Didymóteicho is a town located in the eastern part of the Evros Prefecture of Thrace, Greece.

It is the seat of the municipality and the province of the same name. It is located around 12 km from Turkey and the western banks of the Evros. It is the easternmost municipality on the mainland of Greece (in its town of Pythio). In the west, much of the land is mountainous and forested, while farmlands are located in the central and the northern part. It is on the railway line Thessaloniki-Istanbul and the Greek road 51 (Alexandroupoli - Orestiada - Edirne in Turkey and Svilengrad in Bulgaria).

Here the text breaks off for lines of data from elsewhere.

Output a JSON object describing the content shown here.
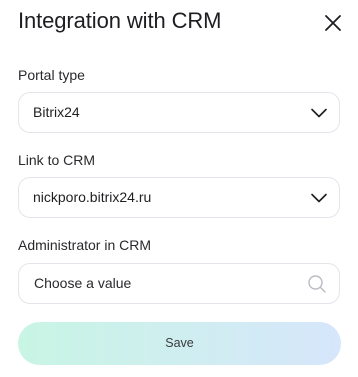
{
  "dialog": {
    "title": "Integration with CRM",
    "close_icon": "close-icon"
  },
  "portal_type": {
    "label": "Portal type",
    "value": "Bitrix24",
    "icon": "chevron-down-icon"
  },
  "crm_link": {
    "label": "Link to CRM",
    "value": "nickporo.bitrix24.ru",
    "icon": "chevron-down-icon"
  },
  "administrator": {
    "label": "Administrator in CRM",
    "placeholder": "Choose a value",
    "icon": "search-icon"
  },
  "actions": {
    "save_label": "Save"
  },
  "colors": {
    "save_gradient_start": "#c8f5e4",
    "save_gradient_end": "#d6e6fb",
    "field_border": "#e3e5ea"
  }
}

The town (pop. 8,799 in 2001) sits on a plain and located south east of Svilengrad, south of Edirne, Turkey and Orestiada, west of Uzunköprü, about 20 km north of Soufli and about 90 km north of Alexandroupoli. The Municipality of Didymóteicho has a land area of 354.134 km² and a population of 18,998 inhabitants. Its largest other towns are Lagós (pop. 1,403), Koufóvouno (958), Sofikó (926), Ellinochóri (756), and Karotí (723).

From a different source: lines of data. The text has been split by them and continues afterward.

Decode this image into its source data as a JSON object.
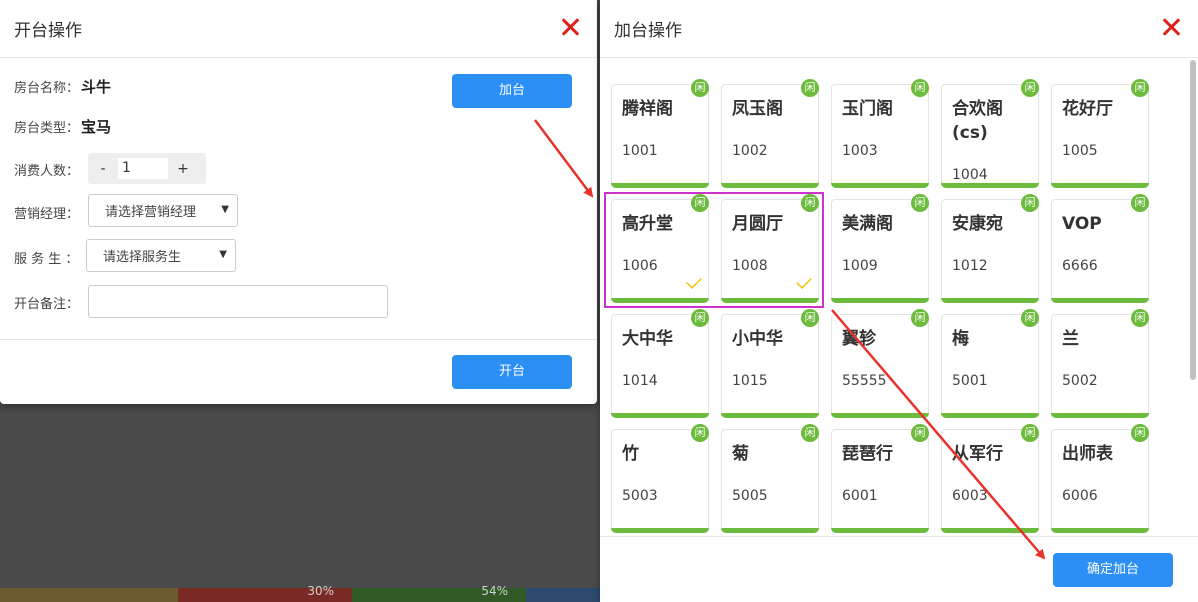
{
  "background": {
    "segments": [
      {
        "color": "#6b5a2e",
        "label": ""
      },
      {
        "color": "#7a2a24",
        "label": "30%"
      },
      {
        "color": "#2f5a26",
        "label": "54%"
      },
      {
        "color": "#2b4a6e",
        "label": ""
      }
    ]
  },
  "open_dialog": {
    "title": "开台操作",
    "room_name_label": "房台名称：",
    "room_name_value": "斗牛",
    "room_type_label": "房台类型：",
    "room_type_value": "宝马",
    "people_label": "消费人数：",
    "people_minus": "-",
    "people_value": "1",
    "people_plus": "+",
    "manager_label": "营销经理：",
    "manager_select": "请选择营销经理",
    "waiter_label": "服 务 生 ：",
    "waiter_select": "请选择服务生",
    "remark_label": "开台备注：",
    "remark_value": "",
    "add_button": "加台",
    "open_button": "开台"
  },
  "add_dialog": {
    "title": "加台操作",
    "confirm_button": "确定加台",
    "idle_badge": "闲",
    "rooms": [
      {
        "name": "腾祥阁",
        "number": "1001",
        "selected": false
      },
      {
        "name": "凤玉阁",
        "number": "1002",
        "selected": false
      },
      {
        "name": "玉门阁",
        "number": "1003",
        "selected": false
      },
      {
        "name": "合欢阁(cs)",
        "number": "1004",
        "selected": false
      },
      {
        "name": "花好厅",
        "number": "1005",
        "selected": false
      },
      {
        "name": "高升堂",
        "number": "1006",
        "selected": true
      },
      {
        "name": "月圆厅",
        "number": "1008",
        "selected": true
      },
      {
        "name": "美满阁",
        "number": "1009",
        "selected": false
      },
      {
        "name": "安康宛",
        "number": "1012",
        "selected": false
      },
      {
        "name": "VOP",
        "number": "6666",
        "selected": false
      },
      {
        "name": "大中华",
        "number": "1014",
        "selected": false
      },
      {
        "name": "小中华",
        "number": "1015",
        "selected": false
      },
      {
        "name": "翼轸",
        "number": "55555",
        "selected": false
      },
      {
        "name": "梅",
        "number": "5001",
        "selected": false
      },
      {
        "name": "兰",
        "number": "5002",
        "selected": false
      },
      {
        "name": "竹",
        "number": "5003",
        "selected": false
      },
      {
        "name": "菊",
        "number": "5005",
        "selected": false
      },
      {
        "name": "琵琶行",
        "number": "6001",
        "selected": false
      },
      {
        "name": "从军行",
        "number": "6003",
        "selected": false
      },
      {
        "name": "出师表",
        "number": "6006",
        "selected": false
      }
    ]
  },
  "colors": {
    "accent": "#2b8ff5",
    "idle_green": "#6cbb3c",
    "close_red": "#e0201a",
    "highlight": "#cc33cc",
    "check_yellow": "#f2c200",
    "arrow_red": "#e8332c"
  }
}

The area around the town was founded at neolithic times. It was an important Thracian and Hellenistic town. The town was sacked by the Romans in 204 BC. In the early 2nd century, the Roman emperor Trajan created a new city between the two hills surrounding the town and named it Plotinopolis after his wife Pompeia Plotina. The city would later be one of the most important town in Thrace, having her own assembly. Its remains are now known as the Kale, after the Turkish for "castle". In the 1980s, a solid gold bust of Trajan was found on the site of Plotinopoulis and is now in the museum at Komotini.